Last month, Yes for Marriage President Susan Roylance challenged opponents of the amendment defining marriage to a debate.
Don't Amend Alliance Director Scott McCoy agreed to the concept. But Roylance has yet to appear at one of nearly a dozen debates scheduled on television and radio leading up to the Nov. 2 election. Instead, amendment proponents have sent Brigham Young University law professors Monte Stewart and Richard Wilkins and amendment legislative sponsor Rep. LaVar Christensen, R-Draper.
McCoy and Yes for Marriage organizer Sheldon Kinsel were trying to work out the details of a debate this week. But McCoy insisted Amendment 3 political issues committees add Roylance and Constitutional Defense of Marriage Director Gayle Ruzicka to the list of attorneys debating the issue. Kinsel refused.

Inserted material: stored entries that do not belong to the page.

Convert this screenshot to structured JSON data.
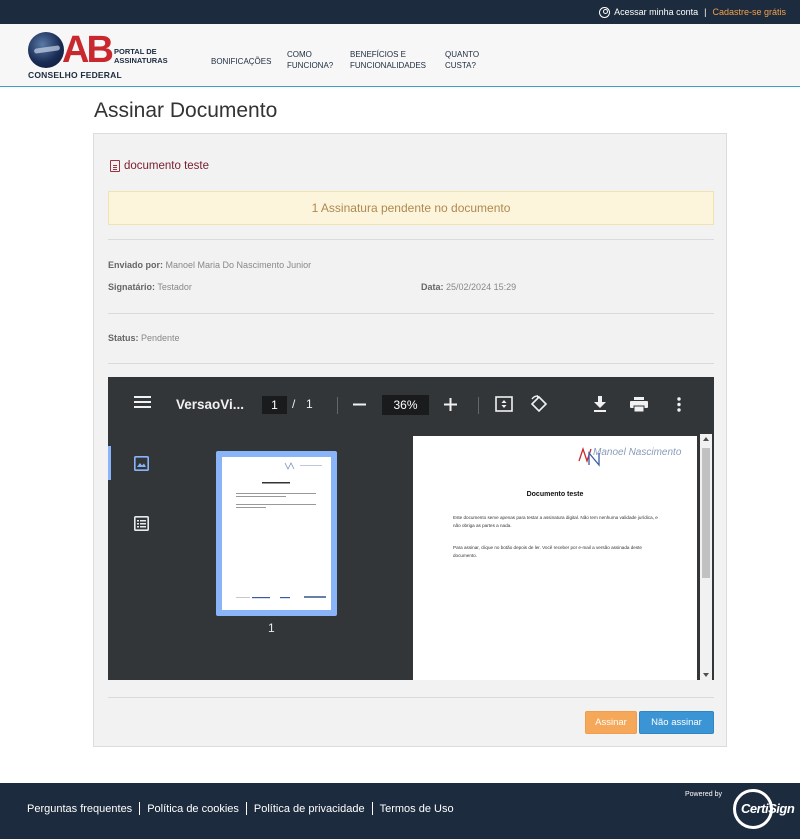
{
  "topbar": {
    "login_label": "Acessar minha conta",
    "separator": "|",
    "signup_label": "Cadastre-se grátis"
  },
  "header": {
    "logo_letters": "AB",
    "logo_caption": "CONSELHO FEDERAL",
    "logo_portal_line1": "PORTAL DE",
    "logo_portal_line2": "ASSINATURAS",
    "nav": [
      {
        "line1": "BONIFICAÇÕES",
        "line2": ""
      },
      {
        "line1": "COMO",
        "line2": "FUNCIONA?"
      },
      {
        "line1": "BENEFÍCIOS E",
        "line2": "FUNCIONALIDADES"
      },
      {
        "line1": "QUANTO",
        "line2": "CUSTA?"
      }
    ]
  },
  "page": {
    "title": "Assinar Documento"
  },
  "document": {
    "name": "documento teste",
    "alert": "1 Assinatura pendente no documento",
    "sent_by_label": "Enviado por:",
    "sent_by_value": "Manoel Maria Do Nascimento Junior",
    "signer_label": "Signatário:",
    "signer_value": "Testador",
    "date_label": "Data:",
    "date_value": "25/02/2024 15:29",
    "status_label": "Status:",
    "status_value": "Pendente"
  },
  "viewer": {
    "file_name": "VersaoVi...",
    "current_page": "1",
    "page_separator": "/",
    "total_pages": "1",
    "zoom": "36%",
    "thumbnail_number": "1",
    "page_title": "Documento teste",
    "page_logo_text": "Manoel Nascimento",
    "page_paragraph_1": "Este documento serve apenas para testar a assinatura digital. Não tem nenhuma validade jurídica, e não obriga as partes a nada.",
    "page_paragraph_2": "Para assinar, clique no botão depois de ler. Você receber por e-mail a versão assinada deste documento."
  },
  "actions": {
    "sign_label": "Assinar",
    "decline_label": "Não assinar"
  },
  "footer": {
    "links": [
      "Perguntas frequentes",
      "Política de cookies",
      "Política de privacidade",
      "Termos de Uso"
    ],
    "powered_by": "Powered by",
    "brand": "CertiSign"
  },
  "colors": {
    "topbar_bg": "#1c2b3e",
    "signup_accent": "#f5a04a",
    "brand_red": "#c8282e",
    "alert_bg": "#fcf5dc",
    "sign_button": "#f5a85a",
    "decline_button": "#3b94d4",
    "viewer_bg": "#323639",
    "thumb_highlight": "#8ab4f8"
  }
}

"It is not appropriate for your group to try to specify who any of the participants on our side will be, just as we would not presume to specify who you would choose," Kinsel wrote in a letter this week.
So McCoy rejected the planned debate. He says supporters of the controversial amendment written to define traditional marriage and deny legal status to any other domestic unions are trying to put a moderate public face on conservative political issues committees.

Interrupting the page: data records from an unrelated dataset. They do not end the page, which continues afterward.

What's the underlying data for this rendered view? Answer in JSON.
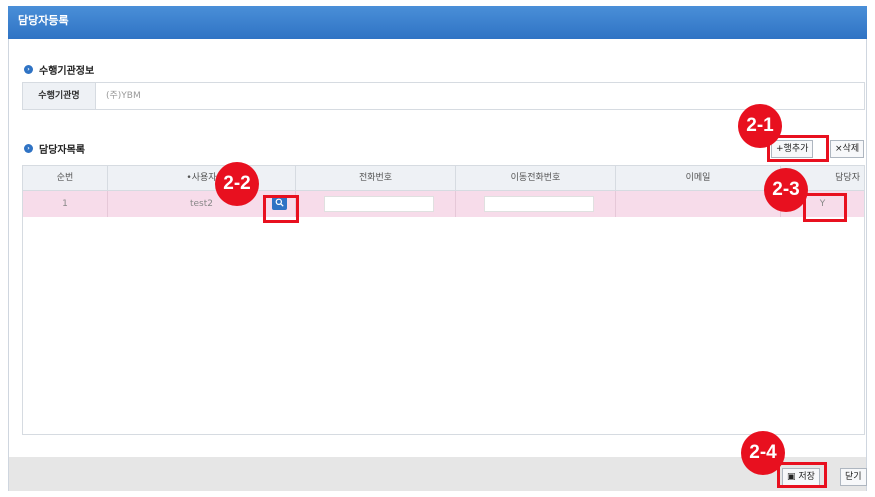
{
  "window": {
    "title": "담당자등록"
  },
  "section1": {
    "title": "수행기관정보",
    "agency_label": "수행기관명",
    "agency_value": "(주)YBM"
  },
  "section2": {
    "title": "담당자목록",
    "add_row_label": "+행추가",
    "delete_label": "×삭제"
  },
  "table": {
    "columns": [
      "순번",
      "•사용자",
      "전화번호",
      "이동전화번호",
      "이메일",
      "담당자"
    ],
    "rows": [
      {
        "seq": "1",
        "user": "test2",
        "phone": "",
        "mobile": "",
        "email": "",
        "primary": "Y"
      }
    ]
  },
  "footer": {
    "save_label": "저장",
    "close_label": "닫기"
  },
  "callouts": {
    "c21": "2-1",
    "c22": "2-2",
    "c23": "2-3",
    "c24": "2-4"
  },
  "colors": {
    "accent": "#2f73c4",
    "highlight_row": "#f7dcea",
    "callout": "#e8101f"
  }
}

"Why are they afraid to send the president of one organization and the director of another?" McCoy asks. "They're trotting out surrogates who are not known to be as extreme. They won't put those two women in front of the public because they know what effect that will have."
Ruzicka did not return phone calls seeking comment.
But Sen. Chris Buttars, a West Jordan Republican who co-sponsored the legislation and organized the Defense of Marriage committee with Christensen and Ruzicka, rejects the idea that amendment supporters are trying to keep her under wraps. And he denies that Ruzicka is a polarizing figure.
"That's baloney," he says. "Maybe we will have her debate. But I'm not going to have them tell me who to pick."